Documentation is another area where AI excels: "So much of the incident response process is documenting all the work you've done, whether or not it actually had a finding at the end or not." AI can create comprehensive summaries of investigation steps, findings, and actions taken.
Lanstein emphasises two critical considerations for AI in security:
- Data privacy: "One of the big problems is that people want to use these tools and they want to just go on ChatGPT and throw all their alerts into it... your data's gone, there's no more boundary."
- Hallucination management: "When you could build your LLM around your locally derived data, the hallucination problem goes down dramatically."
Looking ahead, StrikeReady plans to expand its telemetry capabilities: "The next big thing is the ability to really visualise all your telemetry... endpoint telemetry and email-based metadata and Netflow and authentication." This will enable teams to write custom detection rules on incoming telemetry, further enriching the platform's context and detection capabilities.
Conclusion
The evolution of security operations centers reflects broader changes in the cybersecurity landscape. As attacks grow more sophisticated and the volume of data increases, traditional approaches to security monitoring, investigation, and response simply cannot keep pace.

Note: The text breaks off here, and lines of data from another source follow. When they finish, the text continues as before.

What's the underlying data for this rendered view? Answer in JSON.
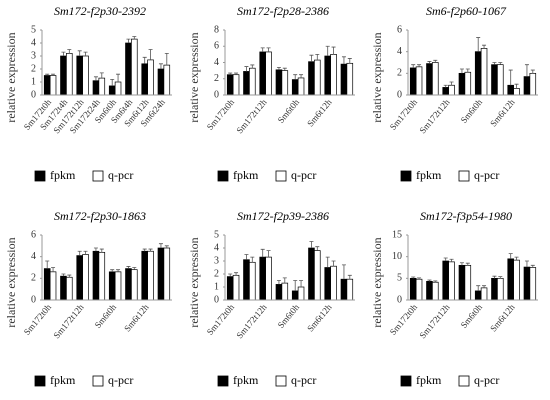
{
  "chart_data": [
    {
      "type": "bar",
      "title": "Sm172-f2p30-2392",
      "y_label": "relative expression",
      "categories": [
        "Sm172t0h",
        "Sm172t4h",
        "Sm172t12h",
        "Sm172t24h",
        "Sm6t0h",
        "Sm6t4h",
        "Sm6t12h",
        "Sm6t24h"
      ],
      "series": [
        {
          "name": "fpkm",
          "color": "#000000",
          "values": [
            1.5,
            3.0,
            3.0,
            1.1,
            0.7,
            4.0,
            2.4,
            2.0
          ],
          "errors": [
            0.1,
            0.3,
            0.4,
            0.3,
            0.5,
            0.3,
            0.5,
            0.4
          ]
        },
        {
          "name": "q-pcr",
          "color": "#ffffff",
          "values": [
            1.5,
            3.2,
            3.0,
            1.3,
            1.0,
            4.3,
            2.7,
            2.3
          ],
          "errors": [
            0.1,
            0.3,
            0.3,
            0.4,
            0.6,
            0.2,
            0.8,
            0.9
          ]
        }
      ],
      "ylim": [
        0,
        5
      ],
      "yticks": [
        0,
        1,
        2,
        3,
        4,
        5
      ]
    },
    {
      "type": "bar",
      "title": "Sm172-f2p28-2386",
      "y_label": "relative expression",
      "categories": [
        "Sm172t0h",
        null,
        "Sm172t12h",
        null,
        "Sm6t0h",
        null,
        "Sm6t12h",
        null
      ],
      "series": [
        {
          "name": "fpkm",
          "color": "#000000",
          "values": [
            2.5,
            2.9,
            5.3,
            3.1,
            1.9,
            4.1,
            4.8,
            3.8
          ],
          "errors": [
            0.2,
            0.6,
            0.5,
            0.3,
            0.6,
            0.8,
            1.2,
            0.9
          ]
        },
        {
          "name": "q-pcr",
          "color": "#ffffff",
          "values": [
            2.5,
            3.3,
            5.3,
            3.0,
            2.1,
            4.3,
            5.0,
            3.9
          ],
          "errors": [
            0.2,
            0.4,
            0.5,
            0.3,
            0.4,
            0.7,
            0.9,
            0.6
          ]
        }
      ],
      "ylim": [
        0,
        8
      ],
      "yticks": [
        0,
        2,
        4,
        6,
        8
      ]
    },
    {
      "type": "bar",
      "title": "Sm6-f2p60-1067",
      "y_label": "relative expression",
      "categories": [
        "Sm172t0h",
        null,
        "Sm172t12h",
        null,
        "Sm6t0h",
        null,
        "Sm6t12h",
        null
      ],
      "series": [
        {
          "name": "fpkm",
          "color": "#000000",
          "values": [
            2.5,
            2.9,
            0.7,
            2.0,
            4.0,
            2.8,
            0.9,
            1.7
          ],
          "errors": [
            0.3,
            0.2,
            0.2,
            0.4,
            1.3,
            0.2,
            1.4,
            1.1
          ]
        },
        {
          "name": "q-pcr",
          "color": "#ffffff",
          "values": [
            2.6,
            3.0,
            0.9,
            2.1,
            4.3,
            2.8,
            0.6,
            2.0
          ],
          "errors": [
            0.2,
            0.2,
            0.3,
            0.3,
            0.3,
            0.2,
            0.4,
            0.3
          ]
        }
      ],
      "ylim": [
        0,
        6
      ],
      "yticks": [
        0,
        2,
        4,
        6
      ]
    },
    {
      "type": "bar",
      "title": "Sm172-f2p30-1863",
      "y_label": "relative expression",
      "categories": [
        "Sm172t0h",
        null,
        "Sm172t12h",
        null,
        "Sm6t0h",
        null,
        "Sm6t12h",
        null
      ],
      "series": [
        {
          "name": "fpkm",
          "color": "#000000",
          "values": [
            2.9,
            2.2,
            4.1,
            4.5,
            2.6,
            2.9,
            4.5,
            4.8
          ],
          "errors": [
            0.7,
            0.2,
            0.4,
            0.3,
            0.2,
            0.2,
            0.2,
            0.4
          ]
        },
        {
          "name": "q-pcr",
          "color": "#ffffff",
          "values": [
            2.6,
            2.1,
            4.2,
            4.4,
            2.6,
            2.8,
            4.5,
            4.8
          ],
          "errors": [
            0.4,
            0.2,
            0.3,
            0.3,
            0.2,
            0.2,
            0.2,
            0.2
          ]
        }
      ],
      "ylim": [
        0,
        6
      ],
      "yticks": [
        0,
        2,
        4,
        6
      ]
    },
    {
      "type": "bar",
      "title": "Sm172-f2p39-2386",
      "y_label": "relative expression",
      "categories": [
        "Sm172t0h",
        null,
        "Sm172t12h",
        null,
        "Sm6t0h",
        null,
        "Sm6t12h",
        null
      ],
      "series": [
        {
          "name": "fpkm",
          "color": "#000000",
          "values": [
            1.8,
            3.1,
            3.3,
            1.2,
            0.7,
            4.0,
            2.5,
            1.6
          ],
          "errors": [
            0.2,
            0.4,
            0.6,
            0.3,
            0.8,
            0.5,
            0.8,
            1.1
          ]
        },
        {
          "name": "q-pcr",
          "color": "#ffffff",
          "values": [
            1.9,
            2.9,
            3.3,
            1.3,
            1.0,
            3.8,
            2.6,
            1.6
          ],
          "errors": [
            0.2,
            0.4,
            0.5,
            0.4,
            0.5,
            0.3,
            0.4,
            0.3
          ]
        }
      ],
      "ylim": [
        0,
        5
      ],
      "yticks": [
        0,
        1,
        2,
        3,
        4,
        5
      ]
    },
    {
      "type": "bar",
      "title": "Sm172-f3p54-1980",
      "y_label": "relative expression",
      "categories": [
        "Sm172t0h",
        null,
        "Sm172t12h",
        null,
        "Sm6t0h",
        null,
        "Sm6t12h",
        null
      ],
      "series": [
        {
          "name": "fpkm",
          "color": "#000000",
          "values": [
            5.0,
            4.3,
            9.0,
            8.0,
            2.1,
            5.0,
            9.5,
            7.6
          ],
          "errors": [
            0.3,
            0.3,
            0.7,
            0.6,
            1.2,
            0.5,
            1.2,
            1.4
          ]
        },
        {
          "name": "q-pcr",
          "color": "#ffffff",
          "values": [
            4.8,
            4.1,
            8.8,
            8.0,
            2.8,
            5.0,
            9.2,
            7.5
          ],
          "errors": [
            0.3,
            0.3,
            0.6,
            0.5,
            0.5,
            0.4,
            0.7,
            0.5
          ]
        }
      ],
      "ylim": [
        0,
        15
      ],
      "yticks": [
        0,
        5,
        10,
        15
      ]
    }
  ]
}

The TopShelfTech episode with StrikeReady's Alex Lanstein highlights several key shifts in modern security operations:
- Moving from alert-centric to asset-centric views that provide richer context
- Transitioning from manual threat intelligence triage to automated relevance assessment
- Validating security controls through routine, lightweight threat emulation
- Augmenting analyst capabilities with purpose-built AI that respects data boundaries
These approaches enable security teams to work more efficiently, focus on high-value activities, and shift from reactive to proactive security postures. The future of security operations involves not just tools that aggregate data, but technologies that provide meaningful context, intelligent assistance, and continuous validation of security controls.
As security threats continue to evolve, so too must our approaches to detecting and responding to them. The most successful security teams will be those that embrace these shifts and leverage emerging technologies to enhance, not replace, human expertise.